Paysage médiatique
Depuis l'arrivée des talibans au pouvoir, en août 2021, le paysage médiatique a été décimé. En l'espace de trois mois, 43 % des médias afghans ont disparu. Plus des deux tiers des 12 000 journalistes que comptait le pays en 2021 ont cessé leur activité. Huit femmes journalistes sur dix ont abandonné la profession. Les quelques rares femmes encore en activité sont soumises à toutes sortes de restrictions (interdiction d'accès aux sources officielles, de voyager sans chaperon, etc.) et d'abus (harcèlement, salaires très bas voire inexistants, etc.) Les médias font face à de sévères restrictions. Les télévisions et radios afghanes ne diffusent plus de musique, et les présentatrices doivent se couvrir le visage.
Contexte politique
Les talibans ont annoncé la formation de leur gouvernement, l'Émirat islamique d'Afghanistan, le 7 septembre 2021. Depuis, les exécutions extrajudiciaires, les arrestations et détentions arbitraires se sont multipliées.
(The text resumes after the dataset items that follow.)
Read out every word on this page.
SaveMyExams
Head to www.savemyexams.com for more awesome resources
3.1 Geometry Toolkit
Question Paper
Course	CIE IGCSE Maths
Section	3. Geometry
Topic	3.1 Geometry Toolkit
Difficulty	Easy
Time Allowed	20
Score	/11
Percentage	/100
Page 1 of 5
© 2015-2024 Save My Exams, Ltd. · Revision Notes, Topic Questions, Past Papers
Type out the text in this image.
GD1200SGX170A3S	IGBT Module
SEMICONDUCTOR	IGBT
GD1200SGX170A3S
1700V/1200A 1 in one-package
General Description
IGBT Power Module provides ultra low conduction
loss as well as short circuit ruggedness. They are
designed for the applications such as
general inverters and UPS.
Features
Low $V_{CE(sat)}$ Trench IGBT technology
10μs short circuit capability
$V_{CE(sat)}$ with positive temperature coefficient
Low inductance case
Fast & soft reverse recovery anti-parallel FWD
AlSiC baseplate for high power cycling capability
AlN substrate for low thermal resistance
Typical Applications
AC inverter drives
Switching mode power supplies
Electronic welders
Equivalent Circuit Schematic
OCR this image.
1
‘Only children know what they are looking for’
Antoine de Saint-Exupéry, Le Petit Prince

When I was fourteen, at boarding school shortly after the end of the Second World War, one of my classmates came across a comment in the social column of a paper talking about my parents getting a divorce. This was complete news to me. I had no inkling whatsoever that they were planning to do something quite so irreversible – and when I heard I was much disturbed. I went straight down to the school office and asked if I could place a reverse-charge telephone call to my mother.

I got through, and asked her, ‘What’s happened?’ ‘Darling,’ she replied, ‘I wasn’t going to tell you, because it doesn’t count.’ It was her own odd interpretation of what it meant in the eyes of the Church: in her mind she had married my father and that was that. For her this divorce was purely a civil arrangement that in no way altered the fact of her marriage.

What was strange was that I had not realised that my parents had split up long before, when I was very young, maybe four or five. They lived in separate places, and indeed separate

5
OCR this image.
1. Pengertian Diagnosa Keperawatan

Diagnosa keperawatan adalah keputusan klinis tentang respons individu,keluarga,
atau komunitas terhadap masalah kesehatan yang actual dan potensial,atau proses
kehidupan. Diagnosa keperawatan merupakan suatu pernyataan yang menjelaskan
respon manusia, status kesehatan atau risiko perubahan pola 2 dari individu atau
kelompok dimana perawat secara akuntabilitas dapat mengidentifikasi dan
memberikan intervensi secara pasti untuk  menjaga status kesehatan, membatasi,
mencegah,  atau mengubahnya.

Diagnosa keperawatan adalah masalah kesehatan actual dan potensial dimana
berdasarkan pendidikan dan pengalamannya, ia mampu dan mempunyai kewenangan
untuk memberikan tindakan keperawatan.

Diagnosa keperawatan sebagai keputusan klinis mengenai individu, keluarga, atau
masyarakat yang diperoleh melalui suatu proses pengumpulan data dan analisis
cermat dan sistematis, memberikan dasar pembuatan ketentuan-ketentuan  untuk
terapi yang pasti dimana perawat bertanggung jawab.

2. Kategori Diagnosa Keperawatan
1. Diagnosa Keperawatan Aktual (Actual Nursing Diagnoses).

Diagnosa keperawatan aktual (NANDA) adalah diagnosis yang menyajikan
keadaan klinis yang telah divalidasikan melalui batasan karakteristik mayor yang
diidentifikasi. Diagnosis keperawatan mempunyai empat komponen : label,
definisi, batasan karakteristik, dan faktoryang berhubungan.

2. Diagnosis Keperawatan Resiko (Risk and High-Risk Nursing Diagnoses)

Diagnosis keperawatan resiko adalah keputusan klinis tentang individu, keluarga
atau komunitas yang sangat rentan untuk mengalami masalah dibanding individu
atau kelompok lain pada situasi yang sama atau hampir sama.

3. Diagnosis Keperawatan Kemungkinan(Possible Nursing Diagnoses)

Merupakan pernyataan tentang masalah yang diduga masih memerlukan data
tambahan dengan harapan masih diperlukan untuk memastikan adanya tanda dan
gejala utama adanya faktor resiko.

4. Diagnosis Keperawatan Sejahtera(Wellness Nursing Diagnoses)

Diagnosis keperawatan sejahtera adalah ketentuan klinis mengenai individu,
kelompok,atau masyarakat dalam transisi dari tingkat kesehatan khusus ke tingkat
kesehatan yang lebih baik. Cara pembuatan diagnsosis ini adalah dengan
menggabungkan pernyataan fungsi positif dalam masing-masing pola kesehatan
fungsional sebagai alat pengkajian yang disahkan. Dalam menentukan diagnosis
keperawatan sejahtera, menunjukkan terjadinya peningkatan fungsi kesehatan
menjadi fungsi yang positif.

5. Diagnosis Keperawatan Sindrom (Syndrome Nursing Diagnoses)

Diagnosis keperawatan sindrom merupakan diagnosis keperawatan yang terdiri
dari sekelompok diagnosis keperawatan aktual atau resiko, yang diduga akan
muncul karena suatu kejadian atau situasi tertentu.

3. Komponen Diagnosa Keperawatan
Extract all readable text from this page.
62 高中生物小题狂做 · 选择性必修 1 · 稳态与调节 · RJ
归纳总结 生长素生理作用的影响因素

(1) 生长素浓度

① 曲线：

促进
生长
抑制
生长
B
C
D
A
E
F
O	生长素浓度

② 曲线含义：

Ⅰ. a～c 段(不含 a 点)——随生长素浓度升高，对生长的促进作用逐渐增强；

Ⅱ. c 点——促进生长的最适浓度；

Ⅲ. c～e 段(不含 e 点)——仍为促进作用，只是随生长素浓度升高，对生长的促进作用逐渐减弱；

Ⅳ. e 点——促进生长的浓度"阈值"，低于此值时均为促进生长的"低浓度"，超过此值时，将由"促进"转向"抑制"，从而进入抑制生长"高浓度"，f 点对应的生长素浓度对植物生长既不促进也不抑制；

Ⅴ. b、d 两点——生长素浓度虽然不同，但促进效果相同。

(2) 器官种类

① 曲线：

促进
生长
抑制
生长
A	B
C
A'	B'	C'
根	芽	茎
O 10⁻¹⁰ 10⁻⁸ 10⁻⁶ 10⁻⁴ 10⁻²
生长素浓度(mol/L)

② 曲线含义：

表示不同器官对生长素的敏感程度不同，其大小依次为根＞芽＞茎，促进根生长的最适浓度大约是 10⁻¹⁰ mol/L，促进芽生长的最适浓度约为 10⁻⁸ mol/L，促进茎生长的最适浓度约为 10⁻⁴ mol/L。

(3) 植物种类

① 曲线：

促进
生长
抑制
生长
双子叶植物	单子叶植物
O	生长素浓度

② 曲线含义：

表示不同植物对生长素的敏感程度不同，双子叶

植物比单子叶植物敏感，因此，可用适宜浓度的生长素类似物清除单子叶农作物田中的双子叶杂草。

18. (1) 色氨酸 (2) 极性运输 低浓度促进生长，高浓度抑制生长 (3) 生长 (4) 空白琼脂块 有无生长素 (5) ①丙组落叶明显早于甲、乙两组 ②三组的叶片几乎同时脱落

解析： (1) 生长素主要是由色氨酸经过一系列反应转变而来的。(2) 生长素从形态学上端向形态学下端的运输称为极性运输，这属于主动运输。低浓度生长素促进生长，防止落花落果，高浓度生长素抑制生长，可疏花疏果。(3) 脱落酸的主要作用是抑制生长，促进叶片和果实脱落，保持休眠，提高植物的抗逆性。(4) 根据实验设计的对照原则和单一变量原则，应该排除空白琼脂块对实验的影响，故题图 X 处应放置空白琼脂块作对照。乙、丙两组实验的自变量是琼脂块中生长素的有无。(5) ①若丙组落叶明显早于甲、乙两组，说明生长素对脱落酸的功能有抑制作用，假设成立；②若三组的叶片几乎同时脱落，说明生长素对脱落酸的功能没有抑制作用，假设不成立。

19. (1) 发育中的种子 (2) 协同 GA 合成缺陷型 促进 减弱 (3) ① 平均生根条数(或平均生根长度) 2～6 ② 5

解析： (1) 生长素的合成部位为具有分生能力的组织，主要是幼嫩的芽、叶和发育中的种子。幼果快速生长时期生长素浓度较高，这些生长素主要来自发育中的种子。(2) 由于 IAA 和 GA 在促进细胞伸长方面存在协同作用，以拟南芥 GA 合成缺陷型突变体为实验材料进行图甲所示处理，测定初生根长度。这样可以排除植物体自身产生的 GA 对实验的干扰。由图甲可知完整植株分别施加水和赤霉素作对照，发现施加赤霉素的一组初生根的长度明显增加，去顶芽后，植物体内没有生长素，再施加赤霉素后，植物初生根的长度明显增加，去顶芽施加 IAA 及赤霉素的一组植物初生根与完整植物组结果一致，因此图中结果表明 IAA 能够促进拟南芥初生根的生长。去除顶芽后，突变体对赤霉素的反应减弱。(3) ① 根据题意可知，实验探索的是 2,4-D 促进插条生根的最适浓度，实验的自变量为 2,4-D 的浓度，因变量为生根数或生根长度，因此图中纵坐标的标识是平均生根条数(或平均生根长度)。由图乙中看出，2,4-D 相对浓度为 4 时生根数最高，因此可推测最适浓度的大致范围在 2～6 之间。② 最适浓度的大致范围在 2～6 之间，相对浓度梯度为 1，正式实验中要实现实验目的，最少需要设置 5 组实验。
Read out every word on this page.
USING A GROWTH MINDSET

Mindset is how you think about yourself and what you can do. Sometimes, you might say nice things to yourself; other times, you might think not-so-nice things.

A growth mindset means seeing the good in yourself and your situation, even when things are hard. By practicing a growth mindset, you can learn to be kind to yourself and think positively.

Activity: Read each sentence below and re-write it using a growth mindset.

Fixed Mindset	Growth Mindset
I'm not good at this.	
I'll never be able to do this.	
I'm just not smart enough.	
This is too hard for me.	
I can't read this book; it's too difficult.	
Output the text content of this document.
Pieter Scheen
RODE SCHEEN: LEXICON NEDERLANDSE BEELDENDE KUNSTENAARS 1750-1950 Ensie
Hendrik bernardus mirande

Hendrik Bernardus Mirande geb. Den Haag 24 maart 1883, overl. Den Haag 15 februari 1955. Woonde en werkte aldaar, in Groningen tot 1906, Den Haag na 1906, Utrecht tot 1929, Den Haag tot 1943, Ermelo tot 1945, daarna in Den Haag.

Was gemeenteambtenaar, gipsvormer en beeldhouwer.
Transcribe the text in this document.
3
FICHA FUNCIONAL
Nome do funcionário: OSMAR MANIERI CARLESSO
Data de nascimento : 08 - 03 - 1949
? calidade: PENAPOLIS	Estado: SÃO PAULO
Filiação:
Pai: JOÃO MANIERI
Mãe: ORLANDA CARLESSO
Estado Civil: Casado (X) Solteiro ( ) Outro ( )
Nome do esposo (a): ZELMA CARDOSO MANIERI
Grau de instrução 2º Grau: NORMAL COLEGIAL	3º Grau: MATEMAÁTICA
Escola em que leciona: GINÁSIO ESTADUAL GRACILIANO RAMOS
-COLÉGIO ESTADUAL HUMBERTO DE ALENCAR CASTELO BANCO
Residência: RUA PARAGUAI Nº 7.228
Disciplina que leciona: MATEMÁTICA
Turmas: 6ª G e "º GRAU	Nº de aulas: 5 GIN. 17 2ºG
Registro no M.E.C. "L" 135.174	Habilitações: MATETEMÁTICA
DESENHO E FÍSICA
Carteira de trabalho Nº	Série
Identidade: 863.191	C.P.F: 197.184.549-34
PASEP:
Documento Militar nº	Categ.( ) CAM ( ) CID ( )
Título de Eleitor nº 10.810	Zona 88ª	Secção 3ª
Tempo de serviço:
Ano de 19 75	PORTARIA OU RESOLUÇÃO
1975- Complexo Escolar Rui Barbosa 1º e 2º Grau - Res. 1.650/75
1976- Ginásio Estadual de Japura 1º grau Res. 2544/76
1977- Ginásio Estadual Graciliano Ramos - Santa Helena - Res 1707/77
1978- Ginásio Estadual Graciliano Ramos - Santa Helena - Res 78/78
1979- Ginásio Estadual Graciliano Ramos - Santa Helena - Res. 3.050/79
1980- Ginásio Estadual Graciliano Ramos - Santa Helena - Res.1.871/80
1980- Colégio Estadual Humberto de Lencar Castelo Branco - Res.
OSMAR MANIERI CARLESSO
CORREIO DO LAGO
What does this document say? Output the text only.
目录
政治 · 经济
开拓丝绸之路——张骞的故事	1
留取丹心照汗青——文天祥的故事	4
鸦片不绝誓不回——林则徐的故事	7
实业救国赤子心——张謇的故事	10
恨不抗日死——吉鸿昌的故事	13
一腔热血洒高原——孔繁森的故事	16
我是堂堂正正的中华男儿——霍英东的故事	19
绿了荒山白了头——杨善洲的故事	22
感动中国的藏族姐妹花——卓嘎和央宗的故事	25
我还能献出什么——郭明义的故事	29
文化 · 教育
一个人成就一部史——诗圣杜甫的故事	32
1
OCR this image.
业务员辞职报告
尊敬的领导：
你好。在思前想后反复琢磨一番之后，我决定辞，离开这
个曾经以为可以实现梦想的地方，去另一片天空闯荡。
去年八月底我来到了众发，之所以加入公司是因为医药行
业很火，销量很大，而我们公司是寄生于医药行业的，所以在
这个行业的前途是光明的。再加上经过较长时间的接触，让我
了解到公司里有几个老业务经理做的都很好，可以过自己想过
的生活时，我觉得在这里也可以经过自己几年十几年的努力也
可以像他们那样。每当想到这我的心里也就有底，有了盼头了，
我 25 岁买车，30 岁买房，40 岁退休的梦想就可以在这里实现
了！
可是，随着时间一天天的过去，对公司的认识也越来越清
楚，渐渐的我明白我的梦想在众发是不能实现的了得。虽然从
La situation est particulièrement confuse pour les journalistes, qui reçoivent de multiples directives de nombreux acteurs, dont le ministre de la l’Information et de la Culture, mais également les renseignements (Istikhbarat), le ministère pour la Promotion de la vertu et la Répression du vice, ou encore le Centre gouvernemental des médias et de l’information (GMIC).
Cadre légal
Promulguées en septembre 2021, les “11 règles du journalisme” ont ouvert la voie aux pires persécutions. Le 3 février 2022, le porte-parole du gouvernement et vice-ministre de l'Information et de la Culture par intérim, Zabihullah Mujahid, a affirmé que la loi sur la presse promulguée en mars 2015 restait applicable. La seule instance censée traiter les plaintes contre les médias, la Commission des plaintes et des violations des droits des médias, a été suspendue après l'arrivée au pouvoir des talibans, puis rétablie en août 2022. La Direction générale du renseignement (General Directorate of Intelligence ou GDI) continue d’arrêter et de détenir arbitrairement des journalistes.
Contexte économique
L’économie, qui dépendait largement de l’aide internationale, s’est effondrée. Ce contexte a encore plus fragilisé les médias et précarisé les journalistes. Les médias indépendants, qui au cours des deux dernières décennies survivaient grâce aux financements étrangers et aux projets internationaux, ont été touchés de plein fouet par la suspension du financement international.
Contexte socioculturel
La critique du régime taliban est interdite et l'autocensure est la règle. De nombreux sujets sont tabous, tels que la religion, le statut des femmes, des minorités et les droits de l'homme en général. La censure officieuse est imposée par divers moyens. Dans certaines provinces, les journalistes ont l’obligation d’envoyer leurs articles avant publication au département local de l'information et de la culture. Des talibans sont parfois employés dans l'équipe d’un média pour le surveiller. Et les réseaux sociaux sont étroitement surveillés. Seuls quelques médias afghans en exil couvrent l'actualité du pays de manière indépendante. Pour accéder à une information qui n’est pas sous contrôle, les Afghans se tournent vers ces médias en exil ou étrangers, accessibles en ligne pour ceux qui disposent d'un accès Internet.
Sécurité
La prise de pouvoir des talibans a entraîné une fuite massive des journalistes à l'étranger. Pour ceux restés dans le pays, la menace d’être arrêté, par les forces de sécurité talibanes et la Direction générale du renseignement (GDI), plane en permanence. La GDI procède à des arrestations arbitraires et à des détentions secrètes, accompagnées de torture, qui peuvent durer de quelques jours à plusieurs mois. Les journalistes travaillant avec des médias étrangers ou en exil sont tout particulièrement ciblés, accusés d'espionnage et de donner une image négative des talibans. Arrêté le 5 janvier 2023, le journaliste franco-afghan Mortaza Behboudi est resté en détention pendant neuf mois.